In 1992, seeing an increase calls, a 1992 International/Horton Ambulance was purchased. This unit increased our Ambulance fleet to two. Since then the second unit has been staffed as needed. This additional unit has made it possible to handle the numerous standby requests for sporting events by the Fleetwood School District, provide EMS coverage for the Reading Rage Soccer Club in 1996 & 1997, the First Union Betsy King Classic (a sanctioned LPGA event), which became the Wachovia LPGA Classic in 2004, two Presidential standbys, cycling events and other standby requests, while still providing round the clock protection to our residents. In addition, we were called upon by the Eastern PA EMS Council to assist, if needed, with a task force from our region to provide ambulance services to our wounded troops returning from the Middle East in the first Gulf War and in the most recent conflict as well as during the September 11th catastrophe. Thankfully though, this task force was not needed.

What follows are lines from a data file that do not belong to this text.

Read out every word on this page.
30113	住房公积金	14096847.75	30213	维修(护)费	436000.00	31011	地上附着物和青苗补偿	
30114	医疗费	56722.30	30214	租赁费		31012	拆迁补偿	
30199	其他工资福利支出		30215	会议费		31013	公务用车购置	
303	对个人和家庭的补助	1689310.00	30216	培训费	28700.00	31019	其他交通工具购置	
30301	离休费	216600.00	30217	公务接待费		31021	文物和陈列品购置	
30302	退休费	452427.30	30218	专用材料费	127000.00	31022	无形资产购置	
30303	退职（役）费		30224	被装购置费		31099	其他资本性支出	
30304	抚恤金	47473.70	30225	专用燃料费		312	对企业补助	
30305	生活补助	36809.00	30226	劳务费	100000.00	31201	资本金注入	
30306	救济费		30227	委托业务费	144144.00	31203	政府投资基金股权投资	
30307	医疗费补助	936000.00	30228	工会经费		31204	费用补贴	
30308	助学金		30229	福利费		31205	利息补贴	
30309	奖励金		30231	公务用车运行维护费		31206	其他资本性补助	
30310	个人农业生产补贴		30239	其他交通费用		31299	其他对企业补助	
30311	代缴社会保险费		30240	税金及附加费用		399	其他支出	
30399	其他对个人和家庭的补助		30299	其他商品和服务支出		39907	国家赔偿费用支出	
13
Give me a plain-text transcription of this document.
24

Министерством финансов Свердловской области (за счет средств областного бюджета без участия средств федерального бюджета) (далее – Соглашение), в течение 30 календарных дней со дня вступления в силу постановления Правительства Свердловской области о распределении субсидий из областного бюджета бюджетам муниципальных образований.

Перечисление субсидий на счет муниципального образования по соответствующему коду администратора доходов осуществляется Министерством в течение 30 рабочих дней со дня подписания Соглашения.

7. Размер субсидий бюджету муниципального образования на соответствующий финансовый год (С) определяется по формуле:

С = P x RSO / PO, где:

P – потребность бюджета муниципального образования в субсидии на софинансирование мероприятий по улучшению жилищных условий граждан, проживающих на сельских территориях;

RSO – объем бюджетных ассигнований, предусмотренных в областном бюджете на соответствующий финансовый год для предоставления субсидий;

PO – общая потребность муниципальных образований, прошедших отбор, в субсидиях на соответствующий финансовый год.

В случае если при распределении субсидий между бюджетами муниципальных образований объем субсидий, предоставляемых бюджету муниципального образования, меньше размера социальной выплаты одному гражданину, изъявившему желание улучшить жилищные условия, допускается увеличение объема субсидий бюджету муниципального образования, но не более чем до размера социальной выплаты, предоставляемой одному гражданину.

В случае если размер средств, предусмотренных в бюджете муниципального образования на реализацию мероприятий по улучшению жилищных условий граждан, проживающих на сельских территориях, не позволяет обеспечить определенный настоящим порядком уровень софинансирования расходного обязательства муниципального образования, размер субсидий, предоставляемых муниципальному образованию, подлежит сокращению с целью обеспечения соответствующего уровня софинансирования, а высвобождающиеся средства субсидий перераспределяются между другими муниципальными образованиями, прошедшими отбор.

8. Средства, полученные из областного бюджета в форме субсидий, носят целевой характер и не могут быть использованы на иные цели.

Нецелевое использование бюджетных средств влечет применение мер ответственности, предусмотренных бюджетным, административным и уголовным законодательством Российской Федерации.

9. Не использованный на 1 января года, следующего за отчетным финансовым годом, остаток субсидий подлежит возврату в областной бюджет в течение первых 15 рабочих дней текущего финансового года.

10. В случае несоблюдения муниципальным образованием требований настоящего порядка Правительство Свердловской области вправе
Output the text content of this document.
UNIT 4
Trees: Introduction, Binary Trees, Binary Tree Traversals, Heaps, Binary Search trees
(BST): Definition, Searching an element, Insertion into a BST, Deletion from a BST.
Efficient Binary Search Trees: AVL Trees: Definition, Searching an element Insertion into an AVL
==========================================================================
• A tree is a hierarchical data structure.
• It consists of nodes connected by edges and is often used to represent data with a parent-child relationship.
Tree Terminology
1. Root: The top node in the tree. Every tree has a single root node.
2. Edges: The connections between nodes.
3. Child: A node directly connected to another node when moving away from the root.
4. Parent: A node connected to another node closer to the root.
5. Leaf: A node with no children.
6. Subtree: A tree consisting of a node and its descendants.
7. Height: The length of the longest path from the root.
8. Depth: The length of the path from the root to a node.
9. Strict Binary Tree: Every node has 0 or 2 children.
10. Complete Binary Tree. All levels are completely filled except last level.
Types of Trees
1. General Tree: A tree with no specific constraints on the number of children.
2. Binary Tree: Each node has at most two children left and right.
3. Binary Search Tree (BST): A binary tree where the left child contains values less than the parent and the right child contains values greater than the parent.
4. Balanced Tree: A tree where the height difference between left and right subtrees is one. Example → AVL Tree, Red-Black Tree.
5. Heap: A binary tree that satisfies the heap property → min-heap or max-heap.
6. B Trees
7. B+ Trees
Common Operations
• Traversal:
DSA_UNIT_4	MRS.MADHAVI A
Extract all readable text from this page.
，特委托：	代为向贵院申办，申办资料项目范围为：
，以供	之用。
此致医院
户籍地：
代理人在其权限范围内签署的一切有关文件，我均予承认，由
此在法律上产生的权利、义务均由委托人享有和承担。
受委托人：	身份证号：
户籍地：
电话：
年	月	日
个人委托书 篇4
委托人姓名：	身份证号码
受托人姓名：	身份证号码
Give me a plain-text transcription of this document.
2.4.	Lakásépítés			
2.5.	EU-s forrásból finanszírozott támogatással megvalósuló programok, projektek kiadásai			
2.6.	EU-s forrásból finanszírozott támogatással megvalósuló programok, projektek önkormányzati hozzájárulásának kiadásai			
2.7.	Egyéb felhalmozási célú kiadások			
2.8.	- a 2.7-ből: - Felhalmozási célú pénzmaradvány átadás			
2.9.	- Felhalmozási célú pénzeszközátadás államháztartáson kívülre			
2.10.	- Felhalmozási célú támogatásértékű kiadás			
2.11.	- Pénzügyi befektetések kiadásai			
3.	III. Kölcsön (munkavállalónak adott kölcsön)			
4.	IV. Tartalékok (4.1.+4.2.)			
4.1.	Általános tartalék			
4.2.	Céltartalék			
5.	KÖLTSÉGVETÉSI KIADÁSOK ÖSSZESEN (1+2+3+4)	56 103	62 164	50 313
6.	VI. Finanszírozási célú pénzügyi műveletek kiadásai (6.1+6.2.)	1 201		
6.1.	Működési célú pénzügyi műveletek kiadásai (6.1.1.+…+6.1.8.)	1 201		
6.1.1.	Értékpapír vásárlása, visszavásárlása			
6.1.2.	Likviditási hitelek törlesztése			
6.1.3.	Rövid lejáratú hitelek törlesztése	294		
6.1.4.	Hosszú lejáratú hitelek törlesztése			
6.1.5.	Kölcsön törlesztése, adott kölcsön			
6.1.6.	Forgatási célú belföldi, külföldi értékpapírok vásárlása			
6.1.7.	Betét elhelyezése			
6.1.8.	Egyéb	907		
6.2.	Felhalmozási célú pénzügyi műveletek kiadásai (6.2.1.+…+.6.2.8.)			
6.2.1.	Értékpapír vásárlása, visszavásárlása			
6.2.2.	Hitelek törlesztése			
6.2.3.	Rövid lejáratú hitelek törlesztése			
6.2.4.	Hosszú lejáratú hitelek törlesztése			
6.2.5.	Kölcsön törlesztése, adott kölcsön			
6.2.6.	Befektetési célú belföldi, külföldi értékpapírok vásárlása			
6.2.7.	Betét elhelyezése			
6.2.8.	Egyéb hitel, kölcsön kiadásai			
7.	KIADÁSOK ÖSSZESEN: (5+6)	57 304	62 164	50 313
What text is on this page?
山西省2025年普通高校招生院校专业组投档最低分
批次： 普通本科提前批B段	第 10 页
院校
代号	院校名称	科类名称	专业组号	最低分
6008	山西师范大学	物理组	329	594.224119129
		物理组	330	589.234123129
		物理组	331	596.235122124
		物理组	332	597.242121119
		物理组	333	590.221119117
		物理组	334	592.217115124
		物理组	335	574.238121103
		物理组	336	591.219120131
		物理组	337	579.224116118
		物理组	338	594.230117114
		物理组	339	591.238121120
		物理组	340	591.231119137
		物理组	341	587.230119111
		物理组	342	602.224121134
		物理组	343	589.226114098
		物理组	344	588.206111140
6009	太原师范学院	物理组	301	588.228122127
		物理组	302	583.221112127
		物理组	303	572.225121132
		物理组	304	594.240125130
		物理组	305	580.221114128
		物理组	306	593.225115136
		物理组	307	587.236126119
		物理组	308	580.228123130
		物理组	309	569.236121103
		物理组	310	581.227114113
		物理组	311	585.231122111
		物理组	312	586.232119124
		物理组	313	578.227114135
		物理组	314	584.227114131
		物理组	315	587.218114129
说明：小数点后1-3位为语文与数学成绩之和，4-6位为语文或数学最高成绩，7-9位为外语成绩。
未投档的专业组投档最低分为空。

Presently, we have thirty-eight members on the ambulance crew (also part of the truck crew). There are two paramedics, twenty-nine Emergency Medical Technicians, seven of which are paid staff and the rest have completed the First Responder program, and all the members of the truck crew and ambulance are CPR and AED certified.
When we began in that November of 1952, we had three ambulance calls and fifteen first-aiders. This past year we responded to 856 ambulance calls and have thirty-eight state certified personnel. In 1952 we had a Buick ambulance equipped with an E&J resuscitator, bandages, and some board splints. Today we have two state licensed ambulances with onboard oxygen unit, portable and permanent suctioning units, a portable CPR bag, a well-equipped trauma kit, modern splinting devices, three AED’s and the latest equipment for monitoring vital signs. In 1952, with the limited training that was available at that time, we were just movers of the sick and injured. Today we are capable of supporting life and preventing further injury until we can transfer a patient to medical facilities. As you can see, we have come a long way in fifty-two years. We could not have done it without community support. We wish to thank the Fleetwood Borough Council, the Supervisors of Richmond and Ruscombmanor Townships, the residents of the Fleetwood area and the business community for their continuing support. All of these people enable us to continue to provide state of the art ambulance service in our area.